A Praga c'è un'emigrazione particolare: ridotta in termini numerici, ma giovane, dinamica e in aumento, poiché qui arrivano molti giovani laureati e specializzati che lavorano nelle multinazionali che hanno fatto dell'Irlanda, della Repubblica Ceca e della Romania la propria base operativa. Giovani che molto spesso, per scelta, vanno a lavorare all'estero, muovendosi anche in due, tre stati diversi nel giro di pochi anni. Parlano più lingue, si conforntano con più culture, apprezzano la cucina indigena: e se è vero ciò che diceva Feuerbach, che l'uomo è ciò che mangia, questi giovani italiani non possono che essere l'essenza del multiculturalismo, i nuovi cittadini del mondo. Giovani molto e bene informati, sull'Italia e sul mondo appunto, con i quali lo spazio e l'orizzonte della discussione è stato soprattutto quello della politica estera dell'Italia, del suo ritrovato ruolo da protagonista sulla scene internazionale, grazie al lavoro dell'attuale Governo e del Ministro D'Alema. In quest'ottica ho sottolineato come, in un mondo globalizzato, nel quale le sfide si possono affrontare solo a livelli sovranazionali, il Partito Democratico dovrà avere proprio nella politica estera il fulcro principale dell'iniziativa politica, anche per risolvere le principali questioni di politica interna (non più considerabili solo tali) e i problemi del mondo del lavoro, del welfare e della sicurezza.

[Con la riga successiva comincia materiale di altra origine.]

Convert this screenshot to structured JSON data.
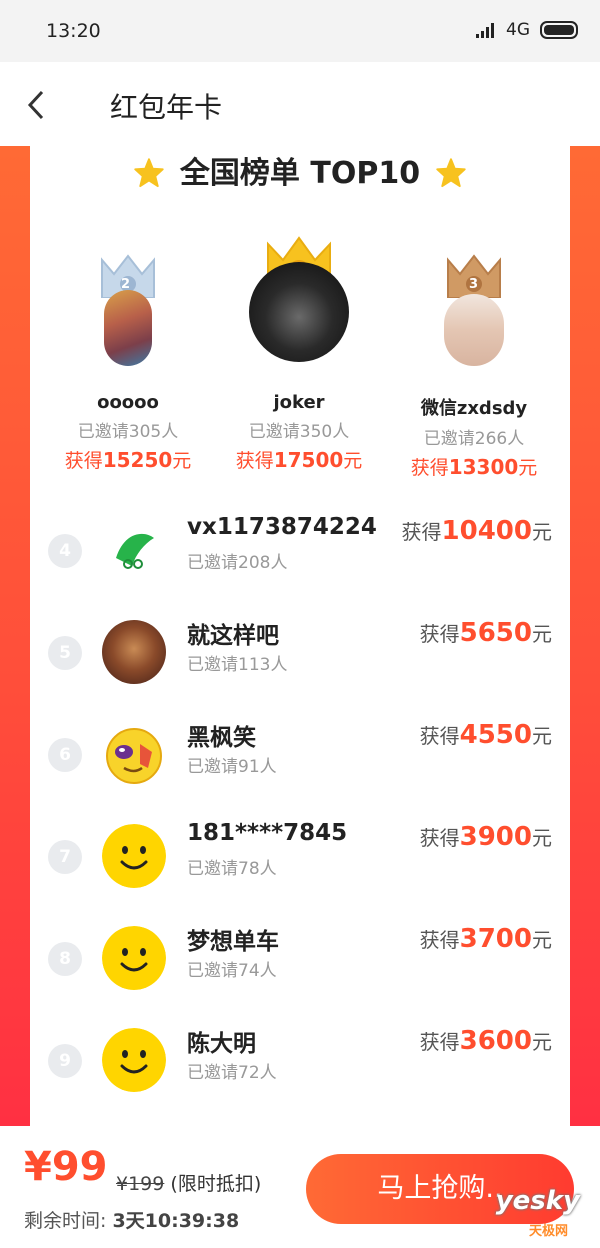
{
  "status": {
    "time": "13:20",
    "network": "4G"
  },
  "header": {
    "title": "红包年卡"
  },
  "board": {
    "title": "全国榜单 TOP10"
  },
  "podium": [
    {
      "rank": "2",
      "name": "ooooo",
      "invited": "已邀请305人",
      "earn_prefix": "获得",
      "amount": "15250",
      "earn_suffix": "元"
    },
    {
      "rank": "1",
      "name": "joker",
      "invited": "已邀请350人",
      "earn_prefix": "获得",
      "amount": "17500",
      "earn_suffix": "元"
    },
    {
      "rank": "3",
      "name": "微信zxdsdy",
      "invited": "已邀请266人",
      "earn_prefix": "获得",
      "amount": "13300",
      "earn_suffix": "元"
    }
  ],
  "list": [
    {
      "rank": "4",
      "name": "vx1173874224",
      "invited": "已邀请208人",
      "earn_prefix": "获得",
      "amount": "10400",
      "earn_suffix": "元",
      "avatar": "peapod-icon"
    },
    {
      "rank": "5",
      "name": "就这样吧",
      "invited": "已邀请113人",
      "earn_prefix": "获得",
      "amount": "5650",
      "earn_suffix": "元",
      "avatar": "photo"
    },
    {
      "rank": "6",
      "name": "黑枫笑",
      "invited": "已邀请91人",
      "earn_prefix": "获得",
      "amount": "4550",
      "earn_suffix": "元",
      "avatar": "emoji-sunglasses-icon"
    },
    {
      "rank": "7",
      "name": "181****7845",
      "invited": "已邀请78人",
      "earn_prefix": "获得",
      "amount": "3900",
      "earn_suffix": "元",
      "avatar": "smiley-icon"
    },
    {
      "rank": "8",
      "name": "梦想单车",
      "invited": "已邀请74人",
      "earn_prefix": "获得",
      "amount": "3700",
      "earn_suffix": "元",
      "avatar": "smiley-icon"
    },
    {
      "rank": "9",
      "name": "陈大明",
      "invited": "已邀请72人",
      "earn_prefix": "获得",
      "amount": "3600",
      "earn_suffix": "元",
      "avatar": "smiley-icon"
    }
  ],
  "footer": {
    "price": "¥99",
    "original_price": "¥199",
    "discount_note": "(限时抵扣)",
    "remaining_label": "剩余时间:",
    "remaining_value": "3天10:39:38",
    "buy_label": "马上抢购..",
    "watermark": "yesky",
    "watermark_sub": "天极网"
  },
  "colors": {
    "accent": "#ff4e2e",
    "gold": "#f7c21f",
    "silver": "#b9cfe6",
    "bronze": "#c9905a"
  }
}
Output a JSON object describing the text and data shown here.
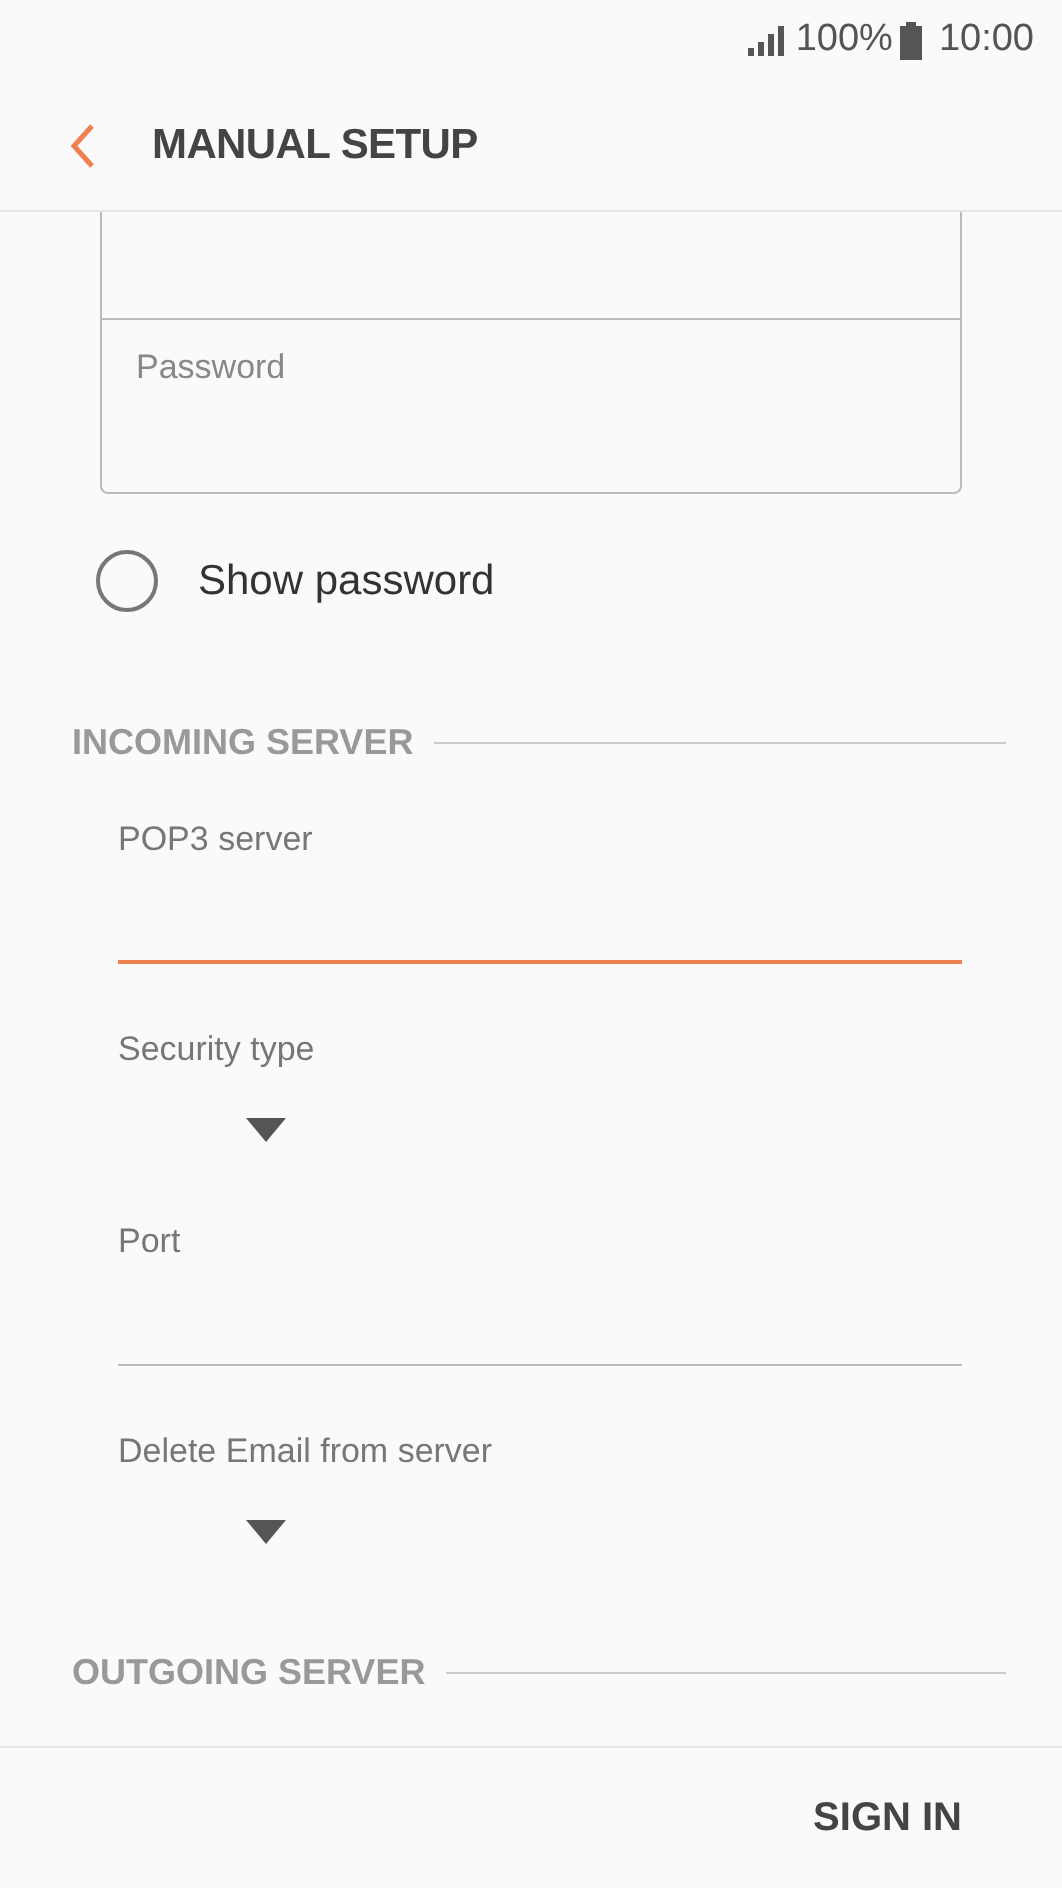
{
  "status_bar": {
    "battery": "100%",
    "time": "10:00"
  },
  "header": {
    "title": "MANUAL SETUP"
  },
  "password_field": {
    "placeholder": "Password"
  },
  "show_password": {
    "label": "Show password",
    "checked": false
  },
  "sections": [
    {
      "title": "INCOMING SERVER",
      "fields": [
        {
          "kind": "text",
          "label": "POP3 server",
          "focused": true
        },
        {
          "kind": "dropdown",
          "label": "Security type"
        },
        {
          "kind": "text",
          "label": "Port",
          "focused": false
        },
        {
          "kind": "dropdown",
          "label": "Delete Email from server"
        }
      ]
    },
    {
      "title": "OUTGOING SERVER"
    }
  ],
  "bottom_bar": {
    "button": "SIGN IN"
  }
}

Anche a Londra, ieri sera, sempre per un dibattito sul PD, ho dialogato al King's College con una platea molto giovane, seppur per certi versi diversa da quella ceca. E dico dialogato perché non ho voluto fare il classico intervento-comizio elettorale prima del 14 ottobre. Ho preferito ascoltare gli interventi dei presenti, le loro critiche (che naturalmente non sono mancate), le loro proposte. Ne sono venute fuori circa due ore di discussione partecipata e di analisi critica. Al King's College studiano e insegnano molti giovani italiani che spesso fanno il paragone tra le opportunità che qui gli si offrono, solo sulla base dei meriti personali, con gli ostacoli e gli spazi stretti delle università italiane, nelle quali il merito non basta, gli stipendi da ricercatore sono miseri e le caste dei professori sono intoccabili. Anche in questo chiedono al Partito Democratico una svolta vera, una volta per tutte, che dia il segnale che le cose in Italia possono cambiare in meglio, che per avere un'opportunità basta solo avere le capacità e le competenze personali, anche se non si è parente, amico o protetto di nessuno, e che queste competenze possano essere valorizzate e pagate per ciò che realmente valgono.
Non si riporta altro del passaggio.